如下所示，应用批标准化后，精度和训练速度均有可观的改善。论文BN2015中的图2显示，批标准化对于其他网络架构也同样具有重要作用。

fig, ax = plt.subplots()

ax.plot(range(0,len(acc)*50,50),acc, label='Without BN')
ax.plot(range(0,len(acc)*50,50),acc_BN, label='With BN')
ax.set_xlabel('Training steps')
ax.set_ylabel('Accuracy')
ax.set_ylim([0.8,1])
ax.set_title('Batch Normalization Accuracy')
ax.legend(loc=4)
plt.show()

激活函数输入的时间序列图示

下面是网络第2层的前5个神经元的sigmoid激活函数输入随时间的分布情况。批标准化在消除输入的方差/噪声上具有显著的效果。

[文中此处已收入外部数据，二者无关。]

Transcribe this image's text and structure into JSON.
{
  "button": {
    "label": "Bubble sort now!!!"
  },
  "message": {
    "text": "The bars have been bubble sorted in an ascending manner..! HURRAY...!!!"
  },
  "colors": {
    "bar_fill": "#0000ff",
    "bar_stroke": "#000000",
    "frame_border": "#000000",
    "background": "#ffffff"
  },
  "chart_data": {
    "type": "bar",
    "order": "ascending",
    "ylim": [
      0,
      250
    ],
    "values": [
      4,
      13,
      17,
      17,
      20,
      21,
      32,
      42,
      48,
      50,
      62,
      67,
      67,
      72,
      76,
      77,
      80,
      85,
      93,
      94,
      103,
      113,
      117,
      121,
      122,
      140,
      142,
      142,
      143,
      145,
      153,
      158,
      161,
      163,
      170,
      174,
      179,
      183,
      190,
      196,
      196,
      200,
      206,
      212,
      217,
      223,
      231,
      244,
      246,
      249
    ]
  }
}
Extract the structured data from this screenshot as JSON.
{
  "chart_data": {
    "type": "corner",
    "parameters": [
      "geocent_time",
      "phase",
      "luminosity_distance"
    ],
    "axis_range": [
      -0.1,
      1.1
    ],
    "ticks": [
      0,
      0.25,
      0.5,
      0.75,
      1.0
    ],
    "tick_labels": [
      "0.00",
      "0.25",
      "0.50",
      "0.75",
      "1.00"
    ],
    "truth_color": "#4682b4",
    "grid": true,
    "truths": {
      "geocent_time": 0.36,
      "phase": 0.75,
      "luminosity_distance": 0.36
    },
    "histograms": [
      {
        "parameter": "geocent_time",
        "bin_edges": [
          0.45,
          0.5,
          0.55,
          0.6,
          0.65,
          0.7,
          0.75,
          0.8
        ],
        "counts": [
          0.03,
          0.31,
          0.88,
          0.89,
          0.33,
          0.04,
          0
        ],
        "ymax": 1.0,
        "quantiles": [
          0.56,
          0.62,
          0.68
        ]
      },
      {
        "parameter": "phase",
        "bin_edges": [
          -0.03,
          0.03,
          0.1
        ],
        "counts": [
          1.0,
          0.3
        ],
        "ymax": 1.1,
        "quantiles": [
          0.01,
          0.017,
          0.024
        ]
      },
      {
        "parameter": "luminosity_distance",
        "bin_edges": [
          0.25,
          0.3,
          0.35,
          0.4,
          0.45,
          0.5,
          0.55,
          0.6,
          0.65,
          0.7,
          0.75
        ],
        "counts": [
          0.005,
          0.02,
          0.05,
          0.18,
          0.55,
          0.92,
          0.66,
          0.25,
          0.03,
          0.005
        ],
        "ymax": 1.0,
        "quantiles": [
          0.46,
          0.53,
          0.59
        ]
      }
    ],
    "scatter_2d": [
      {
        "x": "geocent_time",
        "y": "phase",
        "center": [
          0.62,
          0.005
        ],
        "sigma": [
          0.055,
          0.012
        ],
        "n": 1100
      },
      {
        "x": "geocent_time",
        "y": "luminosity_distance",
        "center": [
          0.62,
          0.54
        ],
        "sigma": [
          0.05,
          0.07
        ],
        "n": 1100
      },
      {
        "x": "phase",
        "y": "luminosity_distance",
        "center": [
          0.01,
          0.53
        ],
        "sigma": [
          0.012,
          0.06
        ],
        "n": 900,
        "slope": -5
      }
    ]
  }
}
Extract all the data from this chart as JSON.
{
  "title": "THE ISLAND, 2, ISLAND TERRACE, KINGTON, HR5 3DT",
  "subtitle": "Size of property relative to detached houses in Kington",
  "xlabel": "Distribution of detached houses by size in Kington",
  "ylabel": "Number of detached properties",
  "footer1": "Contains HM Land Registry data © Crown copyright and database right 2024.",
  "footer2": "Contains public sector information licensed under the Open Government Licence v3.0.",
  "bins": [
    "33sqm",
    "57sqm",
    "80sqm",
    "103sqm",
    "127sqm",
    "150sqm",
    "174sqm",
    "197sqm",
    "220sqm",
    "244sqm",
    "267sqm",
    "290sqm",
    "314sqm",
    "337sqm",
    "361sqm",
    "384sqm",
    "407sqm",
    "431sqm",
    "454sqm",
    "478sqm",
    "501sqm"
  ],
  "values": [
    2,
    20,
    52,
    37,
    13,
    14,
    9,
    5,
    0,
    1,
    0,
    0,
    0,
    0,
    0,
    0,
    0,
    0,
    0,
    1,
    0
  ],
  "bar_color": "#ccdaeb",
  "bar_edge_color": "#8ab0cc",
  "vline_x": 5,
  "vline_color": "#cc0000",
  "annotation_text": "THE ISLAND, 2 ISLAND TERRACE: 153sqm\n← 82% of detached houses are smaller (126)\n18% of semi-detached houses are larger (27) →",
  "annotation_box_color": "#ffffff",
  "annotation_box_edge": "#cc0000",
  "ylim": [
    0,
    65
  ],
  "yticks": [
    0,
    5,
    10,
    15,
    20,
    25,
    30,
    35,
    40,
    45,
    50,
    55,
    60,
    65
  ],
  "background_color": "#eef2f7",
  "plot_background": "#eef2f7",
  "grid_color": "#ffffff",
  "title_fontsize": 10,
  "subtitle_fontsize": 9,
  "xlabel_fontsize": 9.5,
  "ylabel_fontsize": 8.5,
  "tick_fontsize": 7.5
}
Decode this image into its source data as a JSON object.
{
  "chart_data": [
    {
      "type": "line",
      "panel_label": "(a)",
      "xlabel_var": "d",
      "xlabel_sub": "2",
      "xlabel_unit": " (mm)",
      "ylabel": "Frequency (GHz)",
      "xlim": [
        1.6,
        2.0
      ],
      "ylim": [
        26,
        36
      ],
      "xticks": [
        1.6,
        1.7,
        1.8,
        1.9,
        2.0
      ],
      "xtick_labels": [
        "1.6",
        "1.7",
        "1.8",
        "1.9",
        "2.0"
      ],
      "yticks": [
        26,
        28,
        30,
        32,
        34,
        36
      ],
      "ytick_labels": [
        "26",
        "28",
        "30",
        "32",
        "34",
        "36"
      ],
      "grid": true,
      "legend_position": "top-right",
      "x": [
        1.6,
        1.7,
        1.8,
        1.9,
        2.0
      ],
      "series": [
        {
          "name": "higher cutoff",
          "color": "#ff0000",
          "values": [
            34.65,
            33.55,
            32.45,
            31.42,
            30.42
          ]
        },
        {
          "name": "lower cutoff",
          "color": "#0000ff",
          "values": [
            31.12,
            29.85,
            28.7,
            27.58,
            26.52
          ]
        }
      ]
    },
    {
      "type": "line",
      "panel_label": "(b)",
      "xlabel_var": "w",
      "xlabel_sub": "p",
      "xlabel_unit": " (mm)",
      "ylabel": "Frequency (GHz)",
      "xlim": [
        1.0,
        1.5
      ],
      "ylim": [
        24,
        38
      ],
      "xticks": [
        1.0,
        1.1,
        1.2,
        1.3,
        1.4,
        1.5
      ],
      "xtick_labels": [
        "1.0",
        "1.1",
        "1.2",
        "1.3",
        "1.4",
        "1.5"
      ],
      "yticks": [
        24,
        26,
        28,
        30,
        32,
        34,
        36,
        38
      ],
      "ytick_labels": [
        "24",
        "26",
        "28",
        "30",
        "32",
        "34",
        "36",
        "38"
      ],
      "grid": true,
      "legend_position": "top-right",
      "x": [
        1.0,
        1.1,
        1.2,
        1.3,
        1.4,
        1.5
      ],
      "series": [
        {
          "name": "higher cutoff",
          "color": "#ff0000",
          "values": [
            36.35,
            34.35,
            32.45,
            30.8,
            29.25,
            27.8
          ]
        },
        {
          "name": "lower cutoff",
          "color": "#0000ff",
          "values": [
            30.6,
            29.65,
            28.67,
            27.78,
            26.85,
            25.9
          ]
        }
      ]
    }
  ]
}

fig, axes = plt.subplots(5, 2, figsize=(6,12))
fig.tight_layout()

for i, ax in enumerate(axes):
    ax[0].set_title("Without BN")
    ax[1].set_title("With BN")
    ax[0].plot(zs[:,i])
    ax[1].plot(BNs[:,i])

模型预测

使用批标准化模型进行预测时，使用批量样本自身的均值和方差会适得其反。想象一下单个样本进入我们训练的模型会发生什么？激活函数的输入将永远为零（因为我们做的是均值为0的标准化），而且无论输入是什么，我们总得到相同的结果。

验证如下:

predictions = []
correct = 0
for i in range(100):
    pred, corr = sess.run([tf.arg_max(y_BN,1), accuracy_BN],
                         feed_dict={x: [mnist.test.images[i]], y_: [mnist.test.labels[i]]})
    correct += corr
    predictions.append(pred[0])
print("PREDICTIONS:", predictions)
print("ACCURACY:", correct/100)

PREDICTIONS: [8, 8, 8, 8, 8, 8, 8, 8, 8, 8, 8, 8, 8, 8, 8, 8, 8, 8, 8, 8, 8, 8, 8, 8, 8, 8, 8, 8, 8, 8, 8, 8, 8, 8, 8, 8, 8, 8, 8, 8, 8, 8, 8, 8, 8, 8, 8, 8, 8, 8, 8, 8, 8, 8, 8, 8, 8, 8, 8, 8, 8, 8, 8, 8, 8, 8, 8, 8, 8, 8, 8, 8, 8, 8, 8, 8, 8, 8, 8, 8, 8, 8, 8, 8, 8, 8, 8, 8, 8, 8, 8, 8, 8, 8, 8, 8, 8, 8, 8, 8]
ACCURACY: 0.02

我们的模型总是输出8，在MNIST的前100个样本中8实际上只有2个，所以精度只有2%。

修改模型的测试期行为

为了修复这个问题，我们需要将批均值和批方差替换成全局均值和全局方差。详见论文BN2015的3.1节。但是这会造成，上面的模型想正确的工作，就只能一次性的将测试集所有样本进行预测，因为这样才能算出理想的全局均值和全局方差。

为了使批标准化模型适用于测试，我们需要在测试前的每一步批标准化操作时，都对全局均值和全局方差进行估算，然后才能在做预测时使用这些值。和我们需要批标准化的原因一样（激活输入的均值和方差在训练时会发生变化），估算全局均值和方差最好在其依赖的权重更新完成后，但是同时进行也不算特别糟，因为权重在训练快结束时就收敛了。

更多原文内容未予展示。